"Николай Васильевич Гоголь. Две главы из малороссийской повести 'Страшный кабан'" - читать интересную книгу автора

В это время педагог наш почти освоился в доме Анны Ивановны. Он
принадлежал к числу тех семинаристов, убоявшихся бездны премудрости,
которыми ***ская семинария снабжает не слишком зажиточных панков в
Малороссии, рублей за сто в год, в качестве домашнего учителя. Впрочем, Иван
Осипович дошел даже до богословия и залетел бы невесть куда, вероятно еще
далее, если бы не шалуны его товарищи, которые беспрестанно подсмеивались
над усами и колючею его бородой. С годами, когда одни выходили совсем, а на
место их поступали моложе и моложе, - ему, наконец, не давали прохода: то
бросали цепким репейником в бороду и усы, то привешивали сзади побрякушки,
то пудрили ему голову песком или подсыпали в табакерку его чемерики, так что
Иван Осипович, наскуча быть безмолвным зрителем беспрестанно менявшегося
ветреного поколения и детской игрушкой, принужден был бросить семинарию и
определиться на ваканцию*.
______________
* Эти слова в украинских семинариях значат: пойти в домашние учители.
(Прим. Н. В. Гоголя.)

Перемещение это сделало важную эпоху и перелом в его жизни.
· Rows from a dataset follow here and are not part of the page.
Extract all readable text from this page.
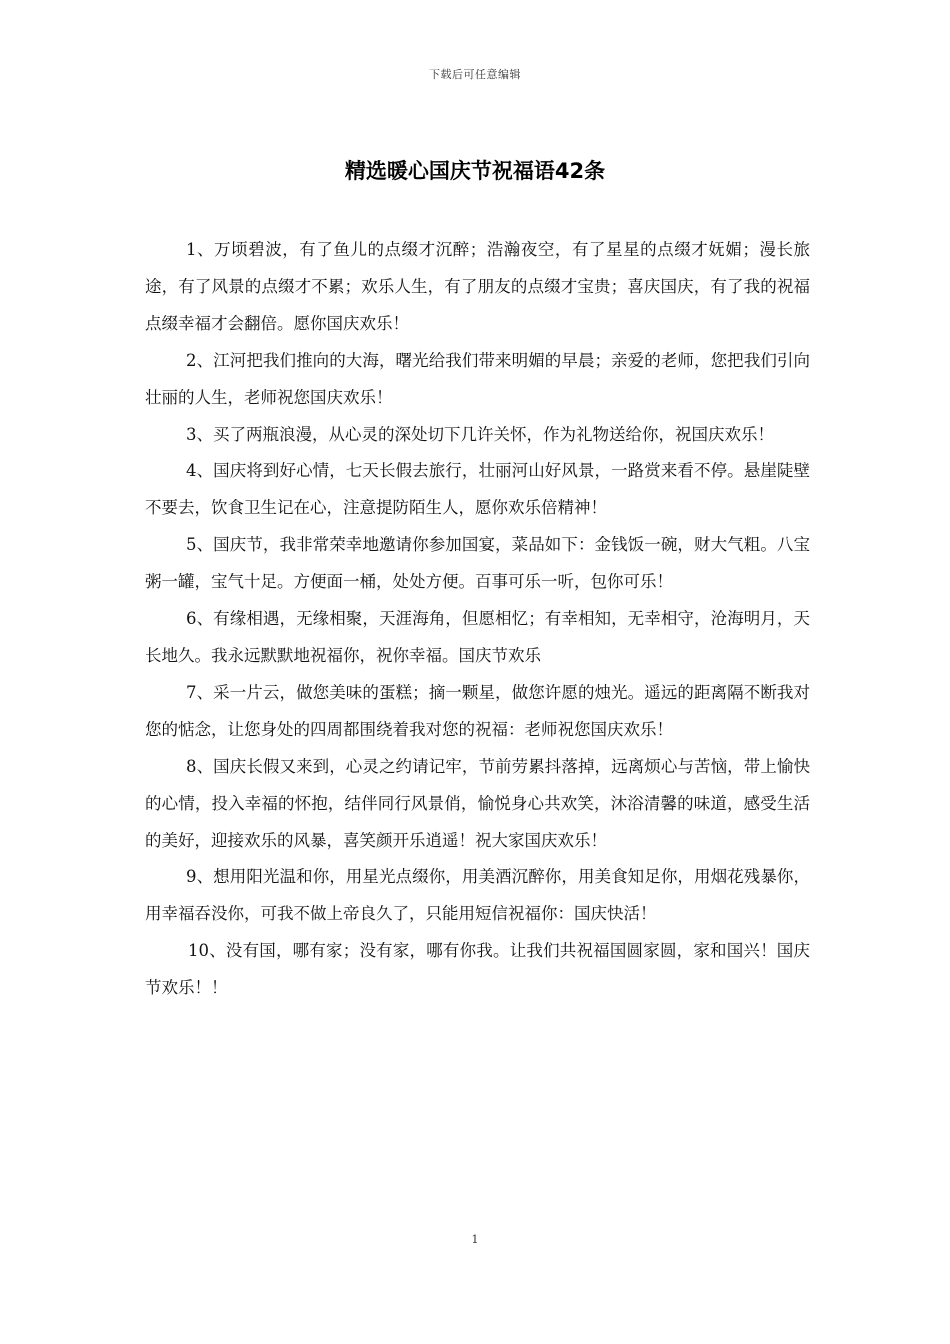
下载后可任意编辑
精选暖心国庆节祝福语42条

1、万顷碧波，有了鱼儿的点缀才沉醉；浩瀚夜空，有了星星的点缀才妩媚；漫长旅途，有了风景的点缀才不累；欢乐人生，有了朋友的点缀才宝贵；喜庆国庆，有了我的祝福点缀幸福才会翻倍。愿你国庆欢乐！

2、江河把我们推向的大海，曙光给我们带来明媚的早晨；亲爱的老师，您把我们引向壮丽的人生，老师祝您国庆欢乐！

3、买了两瓶浪漫，从心灵的深处切下几许关怀，作为礼物送给你，祝国庆欢乐！

4、国庆将到好心情，七天长假去旅行，壮丽河山好风景，一路赏来看不停。悬崖陡壁不要去，饮食卫生记在心，注意提防陌生人，愿你欢乐倍精神！

5、国庆节，我非常荣幸地邀请你参加国宴，菜品如下：金钱饭一碗，财大气粗。八宝粥一罐，宝气十足。方便面一桶，处处方便。百事可乐一听，包你可乐！

6、有缘相遇，无缘相聚，天涯海角，但愿相忆；有幸相知，无幸相守，沧海明月，天长地久。我永远默默地祝福你，祝你幸福。国庆节欢乐

7、采一片云，做您美味的蛋糕；摘一颗星，做您许愿的烛光。遥远的距离隔不断我对您的惦念，让您身处的四周都围绕着我对您的祝福：老师祝您国庆欢乐！

8、国庆长假又来到，心灵之约请记牢，节前劳累抖落掉，远离烦心与苦恼，带上愉快的心情，投入幸福的怀抱，结伴同行风景俏，愉悦身心共欢笑，沐浴清馨的味道，感受生活的美好，迎接欢乐的风暴，喜笑颜开乐逍遥！祝大家国庆欢乐！

9、想用阳光温和你，用星光点缀你，用美酒沉醉你，用美食知足你，用烟花残暴你，用幸福吞没你，可我不做上帝良久了，只能用短信祝福你：国庆快活！

10、没有国，哪有家；没有家，哪有你我。让我们共祝福国圆家圆，家和国兴！国庆节欢乐！！

1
Беспрестанные насмешки и проказы шалунов заместило наконец какое-то
почтение, какая-то особенная приязнь и расположение. Да и как было не
почувствовать невольного почтения, когда он появлялся, бывало, в праздник в
своем светло-синем сюртуке, - заметьте: в светло-синем сюртуке, это
немаловажно. Долгом поставляю надоумить читателя, что сюртук вообще (не
говоря уже о синем), будь только он не из смурого сукна, производит в селах,
на благословенных берегах Голтвы, удивительное влияние: где ни показывается
он, там шапки с самых неповоротливых голов перелетают в руки, и солидные,
вооруженные черными, седыми усами, загоревшие лица отмеривают в пояс
почтительные поклоны. Всех сюртуков, полагая в то число и хламиду дьячка,
считалось в селе три; но как величественная тыква гордо громоздится и
заслоняет прочих поселенцев богатой бакши*, так и сюртук нашего приятеля
затемнял прочих собратьев своих. Более всего придавали ему прелести большие
костяные пуговицы, на которые толпами заглядывались уличные ребятишки. Не
без удовольствия слышал наш щеголеватый наставник юношества, как матери
показывали на них грудным ребятам, и малютки, протягивая ручонки, лепетали:
"Цяця, цяця!"**. За столом приятно было видеть, как чинно, с каким умилением
почтенный наставник, завесившись салфеткой, отправлял всеобщий процесс
житейского насыщения. Ни слова постороннего, ни движения лишнего: весь
переселялся он, казалось, в свою тарелку. Опорожнив ее так, что никакие
принадлежащие к гастрономии орудия, как-то: вилка и нож, ничего уже не могли
захватить, отрезывал он ломтик хлеба, вздевал его на вилку и этим орудием
проходил в другой раз по тарелке, после чего она выходила чистою, будто из
фабрики. Но все это, можно сказать, были только наружные достоинства,
выказывавшие в нем знание тонких обычаев света, и читатель даст большой
промах, если заключит, что тут-то были и все способности его. Почтенный
педагог имел необъятные для простолюдина сведения, из которых иные держал
под секретом, как-то составление лекарства против укушения бешеных собак,
искусство окрашивать посредством одной только дубовой коры и острой водки в
лучший красный цвет. Сверх того, он собственноручно приготовлял лучшую ваксу
и чернила, вырезывал для маленького внучка Анны Ивановны фигурки из бумаги;
в зимние вечера мотал мотки и даже прял.